The name, incidentally, gave rise on social media to numerous “Star Wars” memes, causing his advisers briefly to consider a different moniker that wouldn’t elicit so much laughter. But they decided to stick with it anyway, which was fine, as the Twittersphere soon turned to other targets for humor.
FAR MORE problematic was Sa’ar’s hiring of the founders of the Lincoln Project to run his campaign against Netanyahu in the manner that they worked to defeat former US president Donald Trump. The thought process behind the move seemed to make sense; the American PAC is made up of anti-Trump Republicans, and Sa’ar was attempting to attract “anybody but Bibi” voters from the Right.
It was foolish on two counts, however. First, the American and Israeli electoral contexts are not comparable. Second, the Lincoln Project is a corrupt organization on the verge of implosion due to financial and sexual scandals. Sa’ar was left no choice, then, but to fire the US team a mere month after putting its people on the payroll.
Still, Sa’ar’s voters probably knew little and cared nothing about the Lincoln Project. Nor did most Israelis even remember the chatter about his supposed conspiracy with Rivlin, let alone cast their ballots with that in mind. And though New Hope fared far worse on Election Day than had initially been predicted, it did pretty well, considering that it had less than four months to campaign.
MEANWHILE, THE hype about the reaction of Likud officials to Rivlin’s statement gave way on Wednesday evening to a different “drama”: Netanyahu’s appeal, on live television, to Sa’ar and Yamina Party leader Naftali Bennett to “come home” to a right-wing, Likud-led coalition.
Remaining true to his campaign promise, Sa’ar immediately rejected the suggestion.
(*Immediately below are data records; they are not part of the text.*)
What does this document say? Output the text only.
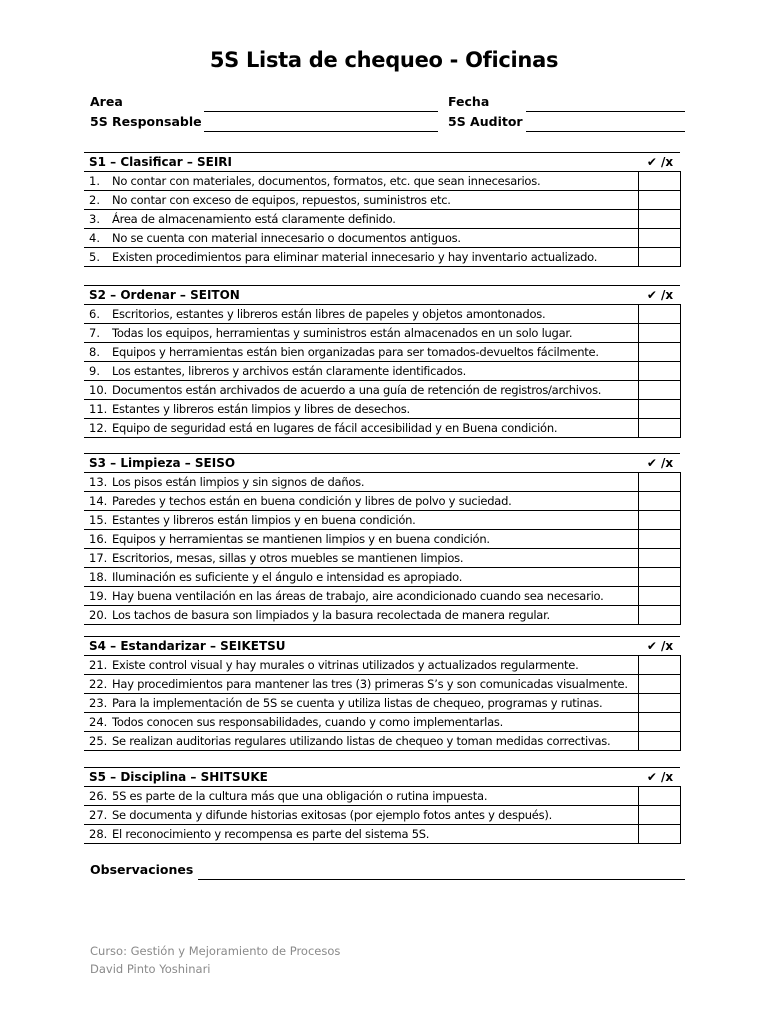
5S Lista de chequeo - Oficinas
Area	Fecha
5S Responsable	5S Auditor
Observaciones
Curso: Gestión y Mejoramiento de Procesos
David Pinto Yoshinari
S1 – Clasificar – SEIRI	✔ /x
1. No contar con materiales, documentos, formatos, etc. que sean innecesarios.
2. No contar con exceso de equipos, repuestos, suministros etc.
3. Área de almacenamiento está claramente definido.
4. No se cuenta con material innecesario o documentos antiguos.
5. Existen procedimientos para eliminar material innecesario y hay inventario actualizado.
S2 – Ordenar – SEITON	✔ /x
6. Escritorios, estantes y libreros están libres de papeles y objetos amontonados.
7. Todas los equipos, herramientas y suministros están almacenados en un solo lugar.
8. Equipos y herramientas están bien organizadas para ser tomados-devueltos fácilmente.
9. Los estantes, libreros y archivos están claramente identificados.
10. Documentos están archivados de acuerdo a una guía de retención de registros/archivos.
11. Estantes y libreros están limpios y libres de desechos.
12. Equipo de seguridad está en lugares de fácil accesibilidad y en Buena condición.
S3 – Limpieza – SEISO	✔ /x
13. Los pisos están limpios y sin signos de daños.
14. Paredes y techos están en buena condición y libres de polvo y suciedad.
15. Estantes y libreros están limpios y en buena condición.
16. Equipos y herramientas se mantienen limpios y en buena condición.
17. Escritorios, mesas, sillas y otros muebles se mantienen limpios.
18. Iluminación es suficiente y el ángulo e intensidad es apropiado.
19. Hay buena ventilación en las áreas de trabajo, aire acondicionado cuando sea necesario.
20. Los tachos de basura son limpiados y la basura recolectada de manera regular.
S4 – Estandarizar – SEIKETSU	✔ /x
21. Existe control visual y hay murales o vitrinas utilizados y actualizados regularmente.
22. Hay procedimientos para mantener las tres (3) primeras S’s y son comunicadas visualmente.
23. Para la implementación de 5S se cuenta y utiliza listas de chequeo, programas y rutinas.
24. Todos conocen sus responsabilidades, cuando y como implementarlas.
25. Se realizan auditorias regulares utilizando listas de chequeo y toman medidas correctivas.
S5 – Disciplina – SHITSUKE	✔ /x
26. 5S es parte de la cultura más que una obligación o rutina impuesta.
27. Se documenta y difunde historias exitosas (por ejemplo fotos antes y después).
28. El reconocimiento y recompensa es parte del sistema 5S.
Bennett didn’t respond to Channel 12’s claim that Netanyahu had offered to incorporate Yamina into Likud, and give it lots of coveted ministries and committees.
None of the above alters what is unfolding as the likely scenario of a fifth round of elections. The accuracy or fallacy of this assessment will not begin to materialize until next week, when Rivlin is slated to meet with party representatives and hear their recommendations about whom he should task with forming the next government.
He is expected to make his decision on April 7, the day after the swearing-in of the 24th Knesset, whose novices must be wondering how short a stint they will have in the halls of parliament. Their concerns are warranted, even if a coalition is cobbled together by Netanyahu, Yesh Atid chairman Yair Lapid – whose party garnered the second largest number of seats – or Bennett.
WHICH BRINGS us to the real reason that Rivlin’s address was outrageous: He had the nerve to assert that the “people of Israel” are demanding “unconventional alliances.”
This is a complete lie cloaked in pretty words born of a fantasy about the creation of a coalition consisting of ideologically disparate parties that couldn’t possibly gel around policy. Indeed, the outgoing “unity” government’s dysfunction pales in comparison to that which would ensue from the current options on the table.
The only exception is a right-wing, Likud-led government that includes Bennett and Sa’ar. Since that’s not happening, no party leader, including Netanyahu, has a viable solution that will last for more than about five minutes, and everybody knows it.
In their desperation to oust Netanyahu, the left-wing parties are willing to go as far as to consider backing Bennett, whom they view as a far-Right fanatic, for prime minister. They and his detractors on the Right believe that once Netanyahu’s out of the picture, the Knesset can disband, and a new election can happily be held, without him in the way.
If Rivlin agrees to take part in such a charade, he won’t be preventing the country from another round at the ballot box; he’ll simply be operating under the pretense that he did everything in his power to avoid one.